中午在公司饭堂吃饭,经常坐陈乐乐对面的同事跟他抱怨他家小孩:“小孩子真是难搞,我今天早上给我儿子准备课间餐的时候一时手快,把蛋饼放到了馒头和饭团的中间,但是就一个位置有什么好讲究的?明知我赶时间,臭小子非要我重新给他装。孩他妈也是,都不早点起来帮帮我,我都要被他娘儿俩弄疯了。”
陈乐乐咬着勺子表示同情,脑里却一阵电光火石,位置,位置……他终于知道到底哪里怪怪的了——他昨天晚上明明把那盆月季放到了门边,为什么今天早上他看到它却还是在窗台上?他清楚自己不会梦游,而家里门窗都关好了,不会有第二个人把月季放回窗台——难道是那盆月季长了脚,会自己爬到窗台?

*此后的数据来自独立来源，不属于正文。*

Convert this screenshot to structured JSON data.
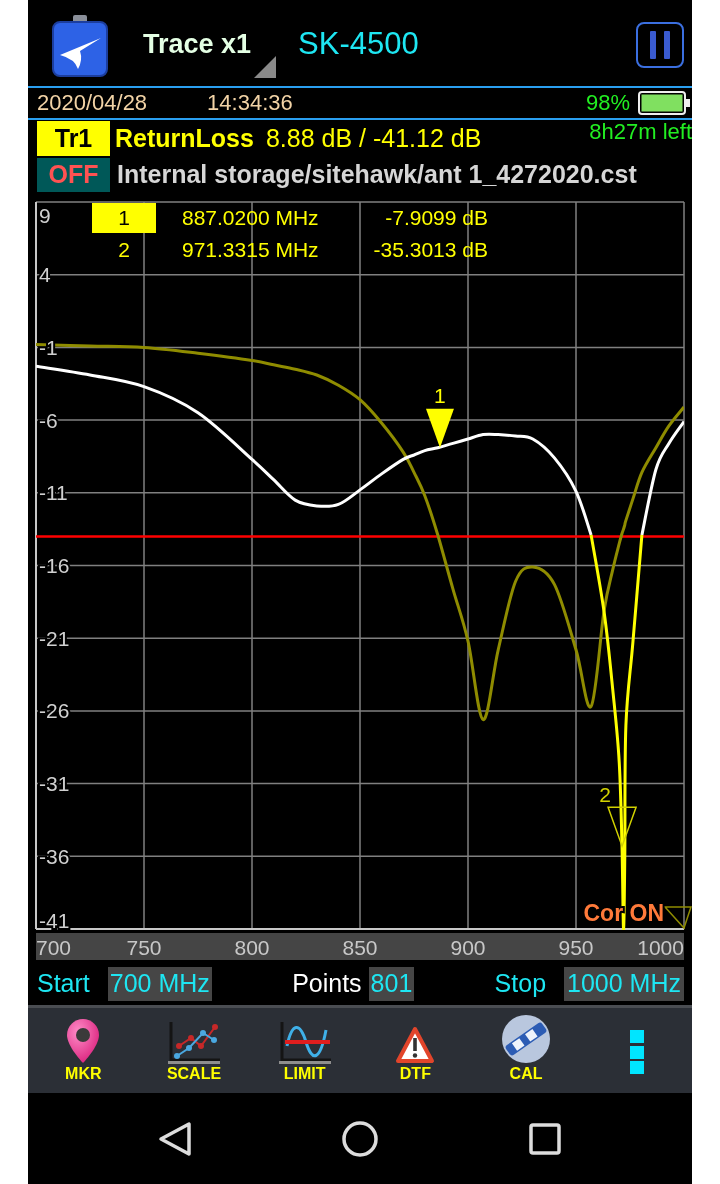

陈乐乐稍微想象了下,觉得毛骨悚然,再联想老中医说的话,他只想马上扑到医院求解救。同事看他坐立不安,问道:“你干吗了,肚子痛?”陈乐乐闻言频频点头:“我身体不舒服,下午想请假……”“你还请?上周六老板开会,周秃头都点名说你身体问题导致工作效率低下了,我建议你先忍忍,下了班再去。”
有鬼或许不会死,没工作是一定会饿死,陈乐乐心想同事说得有道理,只好待到下班才走。一个下午他的脑袋都乱糟糟的,什么都做不进去,他不停回想跟那株月季有关的一切,又想晚上做的那些梦,后背的汗毛不禁一根根竖起。小时候他看过聊斋,里面那些人类梦里跟妖怪欢好导致被吸光阳气的故事还隐隐有印象,他捡回来的白月季不会也是什么妖怪变的吧?
捱到下班,陈乐乐急急忙忙去找老中医,却被告知医生今天休假。陈乐乐急得团团转却无计可施,家都有点不敢回了,生怕那株月季一眨眼就变成一只吃人的怪兽,把他吃到渣渣都不剩……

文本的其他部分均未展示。